前回の4月版を書いてから2カ月が経った。SUS304の価格動向を追う上でいちばん気になるのは「ニッケル相場が戻ったか」という1点だ。2026年1月に10%超急騰して一時20,000ドル台に乗ったニッケルが、6月現在どこにいるのかを調べてみた。
2026年6月現在の価格水準
6月23日時点のLMEニッケルは17,501 USD/tonで、4月以来の最低水準となった。5月の18,879ドルから約7%下落している。1月の急騰局面(20,000ドル台)と比べると、相場は落ち着きを取り戻しつつある形だが、まだ2025年の低迷期(14,000〜16,000ドル台)には戻っていない。
SUS304価格の仕組みを確認する
ニッケルサーチャージ(円/kg)≒ LMEニッケル(USD/t)× Ni含有率(約8%)× 為替(円/USD)÷ 1,000
例)LMEニッケル 17,500 USD/t、為替 161.8円/USD の場合
17,500 × 0.08 × 161.8 ÷ 1,000 ≒ 227 円/kg(ニッケル分のみ)

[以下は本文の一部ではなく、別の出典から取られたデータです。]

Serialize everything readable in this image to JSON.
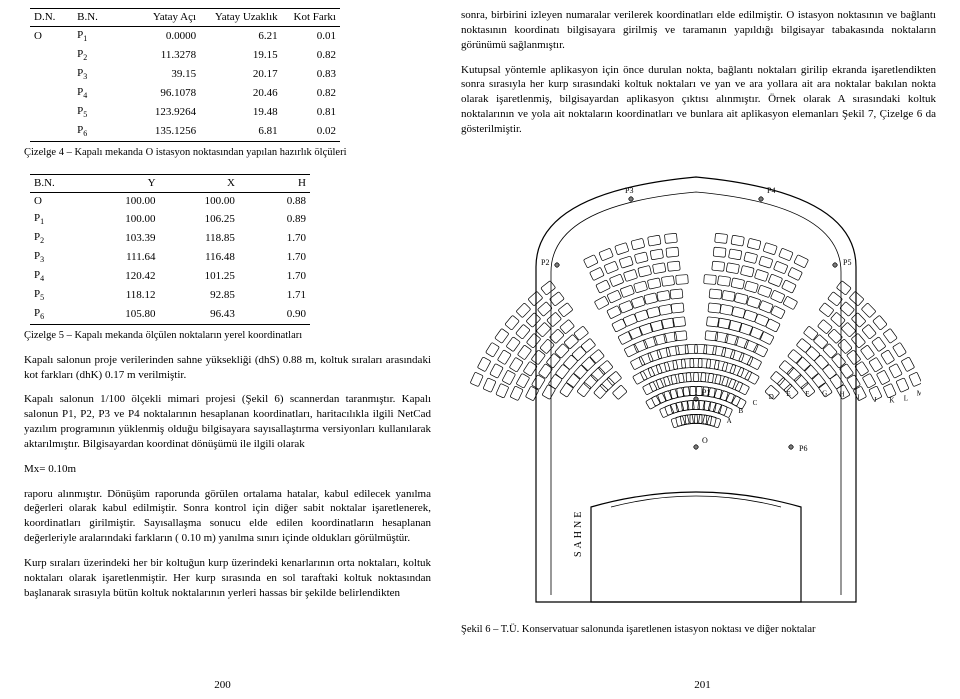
{
  "left": {
    "table1": {
      "headers": [
        "D.N.",
        "B.N.",
        "Yatay Açı",
        "Yatay Uzaklık",
        "Kot Farkı"
      ],
      "first_col": "O",
      "rows": [
        [
          "P1",
          "0.0000",
          "6.21",
          "0.01"
        ],
        [
          "P2",
          "11.3278",
          "19.15",
          "0.82"
        ],
        [
          "P3",
          "39.15",
          "20.17",
          "0.83"
        ],
        [
          "P4",
          "96.1078",
          "20.46",
          "0.82"
        ],
        [
          "P5",
          "123.9264",
          "19.48",
          "0.81"
        ],
        [
          "P6",
          "135.1256",
          "6.81",
          "0.02"
        ]
      ],
      "caption": "Çizelge 4 – Kapalı mekanda O istasyon noktasından yapılan hazırlık ölçüleri"
    },
    "table2": {
      "headers": [
        "B.N.",
        "Y",
        "X",
        "H"
      ],
      "rows": [
        [
          "O",
          "100.00",
          "100.00",
          "0.88"
        ],
        [
          "P1",
          "100.00",
          "106.25",
          "0.89"
        ],
        [
          "P2",
          "103.39",
          "118.85",
          "1.70"
        ],
        [
          "P3",
          "111.64",
          "116.48",
          "1.70"
        ],
        [
          "P4",
          "120.42",
          "101.25",
          "1.70"
        ],
        [
          "P5",
          "118.12",
          "92.85",
          "1.71"
        ],
        [
          "P6",
          "105.80",
          "96.43",
          "0.90"
        ]
      ],
      "caption": "Çizelge 5 – Kapalı mekanda ölçülen noktaların yerel koordinatları"
    },
    "paras": [
      "Kapalı salonun proje verilerinden sahne yüksekliği (dhS) 0.88 m, koltuk sıraları arasındaki kot farkları (dhK) 0.17 m verilmiştir.",
      "Kapalı salonun 1/100 ölçekli  mimari projesi (Şekil 6) scannerdan taranmıştır. Kapalı salonun P1, P2, P3 ve P4  noktalarının hesaplanan koordinatları, haritacılıkla ilgili NetCad yazılım programının yüklenmiş olduğu bilgisayara sayısallaştırma versiyonları kullanılarak aktarılmıştır. Bilgisayardan koordinat dönüşümü ile ilgili olarak",
      "Mx= 0.10m",
      "raporu alınmıştır. Dönüşüm raporunda görülen ortalama hatalar, kabul edilecek yanılma değerleri olarak kabul edilmiştir. Sonra kontrol için diğer sabit noktalar işaretlenerek, koordinatları girilmiştir. Sayısallaşma sonucu elde edilen koordinatların hesaplanan değerleriyle aralarındaki farkların ( 0.10 m) yanılma sınırı içinde oldukları görülmüştür.",
      "Kurp sıraları üzerindeki her bir koltuğun kurp üzerindeki kenarlarının orta noktaları, koltuk noktaları olarak işaretlenmiştir. Her kurp sırasında en sol taraftaki koltuk noktasından başlanarak sırasıyla bütün koltuk noktalarının yerleri hassas bir şekilde belirlendikten"
    ],
    "page": "200"
  },
  "right": {
    "paras": [
      "sonra, birbirini izleyen numaralar verilerek koordinatları elde edilmiştir. O istasyon noktasının ve bağlantı noktasının koordinatı bilgisayara girilmiş ve taramanın yapıldığı bilgisayar tabakasında noktaların görünümü sağlanmıştır.",
      "Kutupsal yöntemle aplikasyon için önce durulan nokta, bağlantı noktaları girilip ekranda işaretlendikten sonra sırasıyla her kurp sırasındaki koltuk noktaları ve yan ve ara yollara ait ara noktalar bakılan nokta olarak  işaretlenmiş, bilgisayardan aplikasyon çıktısı alınmıştır. Örnek olarak A sırasındaki koltuk noktalarının ve yola ait noktaların koordinatları ve bunlara ait aplikasyon elemanları  Şekil 7, Çizelge 6 da gösterilmiştir."
    ],
    "figure": {
      "sahne_label": "SAHNE",
      "caption": "Şekil 6 – T.Ü. Konservatuar salonunda işaretlenen istasyon noktası ve diğer noktalar",
      "markers": [
        "O",
        "P1",
        "P2",
        "P3",
        "P4",
        "P5",
        "P6"
      ],
      "row_labels": [
        "A",
        "B",
        "C",
        "D",
        "E",
        "F",
        "G",
        "H",
        "I",
        "J",
        "K",
        "L",
        "M",
        "N"
      ]
    },
    "page": "201"
  },
  "colors": {
    "text": "#000000",
    "bg": "#ffffff",
    "line": "#000000",
    "seat_stroke": "#000000"
  }
}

※ SUS304の国内流通価格は、鉄・クロムの原料費・製造費・流通マージン・スクラップ価格等も含む。ニッケルサーチャージは変動コスト部分の中で最も大きな要素。
SUS304(Ni約8〜10%、Cr約18%)の価格がなぜニッケル相場に敏感かというと、原料コストにおけるニッケル比率が大きいからだ。鉄やクロムはニッケルに比べ相対的に安定しているため、LMEニッケルの変動がそのままサーチャージに乗ってくる。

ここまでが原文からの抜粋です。